At first glance, a movie about a man falling in love with a woman who received his dead wife's heart in a transplant operation sounds anything but funny, romantic or light-hearted, but when you leave the theatre, you'll feel, dare I say it? Heartwarmed! Under the light and comedic touch of writer/director Bonnie Hunt, this sensitive subject is given the feel-good Hollywood treatment and comes out smiling.
Agent Fox Mulder is left in the closet and David Duchovny at last proves that he is a romantic leading man to be reckoned with. In an incredibly touching scene, after returning home blood stained and shattered at the sudden death of his wife Elizabeth (Joely Richardson), Bob Rueland (David Duchovny) slumps down in tears and cries himself to sleep. Somewhere across town his wife's heart is saving the life of Grace Briggs (Minnie Driver). This is the poster movie for donor organs so far. The famous Duchovny wit and charm also surfaces as the widowed architect attempts to rebuild his life and awkwardly fall in love again - decidedly sweet and perfectly cast.

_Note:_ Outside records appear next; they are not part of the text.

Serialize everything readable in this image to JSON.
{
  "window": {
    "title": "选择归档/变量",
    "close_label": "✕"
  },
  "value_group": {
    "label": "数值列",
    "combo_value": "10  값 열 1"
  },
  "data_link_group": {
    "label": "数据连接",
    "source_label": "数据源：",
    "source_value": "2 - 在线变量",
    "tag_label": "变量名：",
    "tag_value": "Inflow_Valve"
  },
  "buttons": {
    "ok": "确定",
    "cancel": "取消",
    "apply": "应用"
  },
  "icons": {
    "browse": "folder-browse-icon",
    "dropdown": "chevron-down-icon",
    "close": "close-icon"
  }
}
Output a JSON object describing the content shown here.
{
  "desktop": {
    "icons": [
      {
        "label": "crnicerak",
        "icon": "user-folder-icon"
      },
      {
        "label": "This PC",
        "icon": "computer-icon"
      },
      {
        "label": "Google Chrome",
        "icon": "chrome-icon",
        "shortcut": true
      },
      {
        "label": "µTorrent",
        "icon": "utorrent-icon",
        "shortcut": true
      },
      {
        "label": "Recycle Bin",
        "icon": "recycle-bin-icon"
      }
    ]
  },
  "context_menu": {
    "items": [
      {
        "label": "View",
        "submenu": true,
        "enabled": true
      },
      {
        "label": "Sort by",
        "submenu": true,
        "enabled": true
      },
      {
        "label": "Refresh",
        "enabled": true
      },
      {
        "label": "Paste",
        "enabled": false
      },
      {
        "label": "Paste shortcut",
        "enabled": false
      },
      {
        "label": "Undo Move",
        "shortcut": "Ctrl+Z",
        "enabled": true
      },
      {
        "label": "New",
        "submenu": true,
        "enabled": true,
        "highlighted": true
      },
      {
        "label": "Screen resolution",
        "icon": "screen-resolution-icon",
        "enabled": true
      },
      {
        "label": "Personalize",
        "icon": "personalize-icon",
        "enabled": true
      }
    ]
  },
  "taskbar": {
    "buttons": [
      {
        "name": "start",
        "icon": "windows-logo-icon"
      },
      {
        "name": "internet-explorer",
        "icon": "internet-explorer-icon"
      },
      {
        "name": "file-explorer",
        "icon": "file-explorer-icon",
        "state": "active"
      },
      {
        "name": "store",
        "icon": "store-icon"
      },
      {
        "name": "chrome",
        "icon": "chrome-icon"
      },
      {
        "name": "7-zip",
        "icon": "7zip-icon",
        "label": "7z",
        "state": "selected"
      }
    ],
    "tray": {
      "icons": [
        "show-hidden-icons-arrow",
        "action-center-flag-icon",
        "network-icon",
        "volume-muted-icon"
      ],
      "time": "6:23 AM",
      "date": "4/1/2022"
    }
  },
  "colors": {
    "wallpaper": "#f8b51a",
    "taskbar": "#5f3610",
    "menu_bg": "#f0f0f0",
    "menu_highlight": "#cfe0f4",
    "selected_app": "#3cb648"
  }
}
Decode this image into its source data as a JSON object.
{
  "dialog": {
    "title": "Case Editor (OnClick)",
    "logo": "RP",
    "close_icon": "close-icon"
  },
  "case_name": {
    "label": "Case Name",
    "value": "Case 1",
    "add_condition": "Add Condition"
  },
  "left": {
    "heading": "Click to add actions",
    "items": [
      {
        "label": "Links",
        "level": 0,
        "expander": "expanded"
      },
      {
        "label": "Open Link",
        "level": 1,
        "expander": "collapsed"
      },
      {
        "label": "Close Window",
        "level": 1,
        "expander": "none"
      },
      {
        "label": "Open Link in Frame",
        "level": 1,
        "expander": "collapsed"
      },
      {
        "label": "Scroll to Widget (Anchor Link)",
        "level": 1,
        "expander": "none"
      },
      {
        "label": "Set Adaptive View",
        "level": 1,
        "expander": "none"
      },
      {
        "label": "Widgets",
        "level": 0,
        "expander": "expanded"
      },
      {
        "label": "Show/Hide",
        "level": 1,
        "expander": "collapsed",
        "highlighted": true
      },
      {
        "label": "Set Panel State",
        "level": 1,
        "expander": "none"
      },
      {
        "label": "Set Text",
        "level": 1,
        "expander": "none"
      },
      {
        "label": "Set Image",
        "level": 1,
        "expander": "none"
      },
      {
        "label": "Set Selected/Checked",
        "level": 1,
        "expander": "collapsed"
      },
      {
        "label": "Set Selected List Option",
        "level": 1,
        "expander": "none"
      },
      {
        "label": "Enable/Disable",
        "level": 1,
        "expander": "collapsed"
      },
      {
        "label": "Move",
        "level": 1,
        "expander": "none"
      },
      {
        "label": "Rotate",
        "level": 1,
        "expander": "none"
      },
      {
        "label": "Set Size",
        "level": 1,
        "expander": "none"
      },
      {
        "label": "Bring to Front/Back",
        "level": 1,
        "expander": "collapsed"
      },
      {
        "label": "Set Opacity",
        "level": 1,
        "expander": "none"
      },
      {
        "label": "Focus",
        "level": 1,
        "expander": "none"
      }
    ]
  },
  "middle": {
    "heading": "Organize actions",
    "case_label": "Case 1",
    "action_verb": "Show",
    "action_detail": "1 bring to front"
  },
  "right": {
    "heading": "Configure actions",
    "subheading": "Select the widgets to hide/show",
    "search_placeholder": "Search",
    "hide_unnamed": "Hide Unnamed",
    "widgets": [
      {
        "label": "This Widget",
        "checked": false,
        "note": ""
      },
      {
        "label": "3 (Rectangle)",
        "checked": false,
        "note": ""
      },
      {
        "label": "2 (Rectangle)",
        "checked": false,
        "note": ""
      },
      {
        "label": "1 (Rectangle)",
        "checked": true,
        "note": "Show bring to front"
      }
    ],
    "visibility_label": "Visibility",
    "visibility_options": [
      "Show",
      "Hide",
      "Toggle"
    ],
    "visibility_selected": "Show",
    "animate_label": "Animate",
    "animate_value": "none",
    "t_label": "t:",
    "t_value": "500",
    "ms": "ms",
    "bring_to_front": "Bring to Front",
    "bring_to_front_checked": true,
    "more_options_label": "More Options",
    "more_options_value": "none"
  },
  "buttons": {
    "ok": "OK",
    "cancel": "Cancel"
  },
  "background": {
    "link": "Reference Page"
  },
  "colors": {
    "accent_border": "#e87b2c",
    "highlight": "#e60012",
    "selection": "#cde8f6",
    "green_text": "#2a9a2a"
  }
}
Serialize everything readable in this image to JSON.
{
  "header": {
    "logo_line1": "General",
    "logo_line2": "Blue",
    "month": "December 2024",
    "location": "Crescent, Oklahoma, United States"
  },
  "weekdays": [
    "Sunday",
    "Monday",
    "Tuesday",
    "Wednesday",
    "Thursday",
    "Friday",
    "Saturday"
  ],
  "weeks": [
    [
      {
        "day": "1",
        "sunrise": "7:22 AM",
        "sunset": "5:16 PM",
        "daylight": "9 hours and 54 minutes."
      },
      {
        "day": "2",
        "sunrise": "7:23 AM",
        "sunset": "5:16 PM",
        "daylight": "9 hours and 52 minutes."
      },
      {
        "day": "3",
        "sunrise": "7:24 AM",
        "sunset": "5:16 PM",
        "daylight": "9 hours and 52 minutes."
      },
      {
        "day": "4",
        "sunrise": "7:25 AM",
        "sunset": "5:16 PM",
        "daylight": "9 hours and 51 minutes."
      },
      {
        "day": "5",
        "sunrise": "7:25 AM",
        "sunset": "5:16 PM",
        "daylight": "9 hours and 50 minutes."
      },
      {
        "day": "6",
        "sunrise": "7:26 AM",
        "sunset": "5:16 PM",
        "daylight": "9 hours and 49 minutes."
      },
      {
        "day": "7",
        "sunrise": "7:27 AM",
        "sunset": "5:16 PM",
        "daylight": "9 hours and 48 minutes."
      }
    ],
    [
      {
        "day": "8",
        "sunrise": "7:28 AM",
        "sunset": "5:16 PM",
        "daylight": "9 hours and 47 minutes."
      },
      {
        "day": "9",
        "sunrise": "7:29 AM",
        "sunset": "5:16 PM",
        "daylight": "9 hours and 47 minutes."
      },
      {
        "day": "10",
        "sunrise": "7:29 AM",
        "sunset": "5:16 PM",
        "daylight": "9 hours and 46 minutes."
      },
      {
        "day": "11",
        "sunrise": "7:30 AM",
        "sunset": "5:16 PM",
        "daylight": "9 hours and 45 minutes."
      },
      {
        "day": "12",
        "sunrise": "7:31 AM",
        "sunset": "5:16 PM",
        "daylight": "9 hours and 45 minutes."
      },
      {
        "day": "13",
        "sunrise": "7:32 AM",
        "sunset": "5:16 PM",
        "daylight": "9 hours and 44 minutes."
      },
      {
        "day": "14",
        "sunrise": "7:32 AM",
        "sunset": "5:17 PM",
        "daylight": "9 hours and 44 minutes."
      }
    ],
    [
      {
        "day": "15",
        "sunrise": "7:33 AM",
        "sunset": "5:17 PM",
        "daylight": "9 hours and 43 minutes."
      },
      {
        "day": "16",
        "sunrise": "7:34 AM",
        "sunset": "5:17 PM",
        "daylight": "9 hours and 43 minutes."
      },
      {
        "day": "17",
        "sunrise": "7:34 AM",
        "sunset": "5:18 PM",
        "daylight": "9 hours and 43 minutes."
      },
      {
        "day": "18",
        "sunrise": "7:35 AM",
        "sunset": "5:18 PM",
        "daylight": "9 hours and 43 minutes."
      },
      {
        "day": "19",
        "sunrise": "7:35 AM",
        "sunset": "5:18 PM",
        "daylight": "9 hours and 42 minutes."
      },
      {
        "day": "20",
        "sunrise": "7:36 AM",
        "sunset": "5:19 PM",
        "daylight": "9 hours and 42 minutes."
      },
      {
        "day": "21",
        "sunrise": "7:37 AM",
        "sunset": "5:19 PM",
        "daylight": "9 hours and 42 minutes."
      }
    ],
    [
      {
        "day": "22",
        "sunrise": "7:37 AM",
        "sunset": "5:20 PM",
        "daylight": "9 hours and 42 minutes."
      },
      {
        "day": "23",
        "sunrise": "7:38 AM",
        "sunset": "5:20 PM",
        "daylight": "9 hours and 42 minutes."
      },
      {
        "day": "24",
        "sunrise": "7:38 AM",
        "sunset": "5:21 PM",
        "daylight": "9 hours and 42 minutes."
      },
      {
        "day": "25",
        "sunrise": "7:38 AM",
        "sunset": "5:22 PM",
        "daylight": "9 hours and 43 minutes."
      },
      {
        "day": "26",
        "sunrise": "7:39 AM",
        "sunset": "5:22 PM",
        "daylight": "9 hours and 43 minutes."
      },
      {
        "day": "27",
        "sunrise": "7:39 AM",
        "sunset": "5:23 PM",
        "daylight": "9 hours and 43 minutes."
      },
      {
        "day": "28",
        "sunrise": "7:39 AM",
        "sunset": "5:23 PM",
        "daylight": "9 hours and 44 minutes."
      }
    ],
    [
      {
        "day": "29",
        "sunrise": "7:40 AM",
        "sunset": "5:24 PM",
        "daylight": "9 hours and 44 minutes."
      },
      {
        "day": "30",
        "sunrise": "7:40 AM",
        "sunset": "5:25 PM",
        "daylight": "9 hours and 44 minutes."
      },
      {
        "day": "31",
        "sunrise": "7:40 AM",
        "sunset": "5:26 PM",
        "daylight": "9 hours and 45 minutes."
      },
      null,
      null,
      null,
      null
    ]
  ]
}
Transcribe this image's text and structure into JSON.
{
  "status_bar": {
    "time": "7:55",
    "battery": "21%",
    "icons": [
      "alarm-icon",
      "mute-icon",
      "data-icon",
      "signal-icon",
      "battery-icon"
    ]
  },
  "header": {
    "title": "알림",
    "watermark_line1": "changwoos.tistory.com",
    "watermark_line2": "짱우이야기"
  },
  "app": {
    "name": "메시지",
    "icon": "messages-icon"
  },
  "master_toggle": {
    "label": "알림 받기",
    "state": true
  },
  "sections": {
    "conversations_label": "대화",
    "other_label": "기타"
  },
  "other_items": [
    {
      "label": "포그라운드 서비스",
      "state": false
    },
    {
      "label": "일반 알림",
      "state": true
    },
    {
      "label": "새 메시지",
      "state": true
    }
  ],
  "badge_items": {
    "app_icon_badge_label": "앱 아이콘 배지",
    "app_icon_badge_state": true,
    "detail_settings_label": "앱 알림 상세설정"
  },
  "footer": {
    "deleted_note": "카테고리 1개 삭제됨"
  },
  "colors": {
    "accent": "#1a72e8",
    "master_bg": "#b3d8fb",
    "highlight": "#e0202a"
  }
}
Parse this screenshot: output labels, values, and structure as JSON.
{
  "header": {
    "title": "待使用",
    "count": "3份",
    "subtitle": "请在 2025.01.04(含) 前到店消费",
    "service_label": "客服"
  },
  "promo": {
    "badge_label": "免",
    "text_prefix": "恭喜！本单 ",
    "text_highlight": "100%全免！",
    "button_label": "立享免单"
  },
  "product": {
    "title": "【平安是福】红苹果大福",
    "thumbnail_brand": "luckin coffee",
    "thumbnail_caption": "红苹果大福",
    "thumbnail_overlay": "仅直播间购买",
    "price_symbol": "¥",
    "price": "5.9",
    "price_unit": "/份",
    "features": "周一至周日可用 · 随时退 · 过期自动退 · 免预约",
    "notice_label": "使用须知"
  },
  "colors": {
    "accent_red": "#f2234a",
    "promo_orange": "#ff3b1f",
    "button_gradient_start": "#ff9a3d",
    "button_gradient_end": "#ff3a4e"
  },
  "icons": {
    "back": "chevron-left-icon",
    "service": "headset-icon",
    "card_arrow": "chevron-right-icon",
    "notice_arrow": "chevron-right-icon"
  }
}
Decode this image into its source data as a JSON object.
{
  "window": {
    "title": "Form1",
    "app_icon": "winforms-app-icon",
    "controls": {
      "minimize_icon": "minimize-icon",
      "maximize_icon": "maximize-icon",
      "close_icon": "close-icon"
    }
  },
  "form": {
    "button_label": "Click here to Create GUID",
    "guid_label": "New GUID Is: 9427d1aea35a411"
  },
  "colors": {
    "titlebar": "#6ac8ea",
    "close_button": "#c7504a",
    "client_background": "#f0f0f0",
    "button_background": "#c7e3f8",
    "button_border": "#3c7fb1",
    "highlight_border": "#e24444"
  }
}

Minnie Driver, as the object of Bob's renewed affection is her usual personable and thoroughly watchable self. Her obvious intelligence always makes her a more absorbing choice as far as romantic leading ladies go and she adds a few more levels of depth to what could have been a hopelessly saccharine character.
In colourful contrast to the two well cast, but otherwise standard romantic leads are the usual assortment of quirky, well meaning friends and family. Grace's friends Megan (Bonnie Hunt) and Joe Dayton (James Belushi) bring the Dan and Roseanne flavour to the neighbourhood, whilst Bob's friend Charlie (David Alan Grier) is a strangely written character who divides his time between animals at the zoo and floosies in nightclubs. More endearing are Grace's extended family of Irish/Italian old men who run O'Reillys restaurant and offer the stereotypical, but highly entertaining grouchy old folk who play cards, argue and pretend to keep out of the path of true love.
First time director Bonnie Hunt also wrote the story and co-starred, saving quite a few of the best lines for herself. Most famously known for her role opposite Robin Williams in Jumanji, she's surrounded herself with friends and familiar faces to ease her way into the stressful world of filmmaking, and the camaraderie shines through in every scene.
You'd have to try hard not to like this film. It doesn't break any rules in the tried and true Hollywood-feel-good romantic genre, but all the characters are just so damn likeable, and despite not wanting the slightly off-putting premise to work, it does anyway.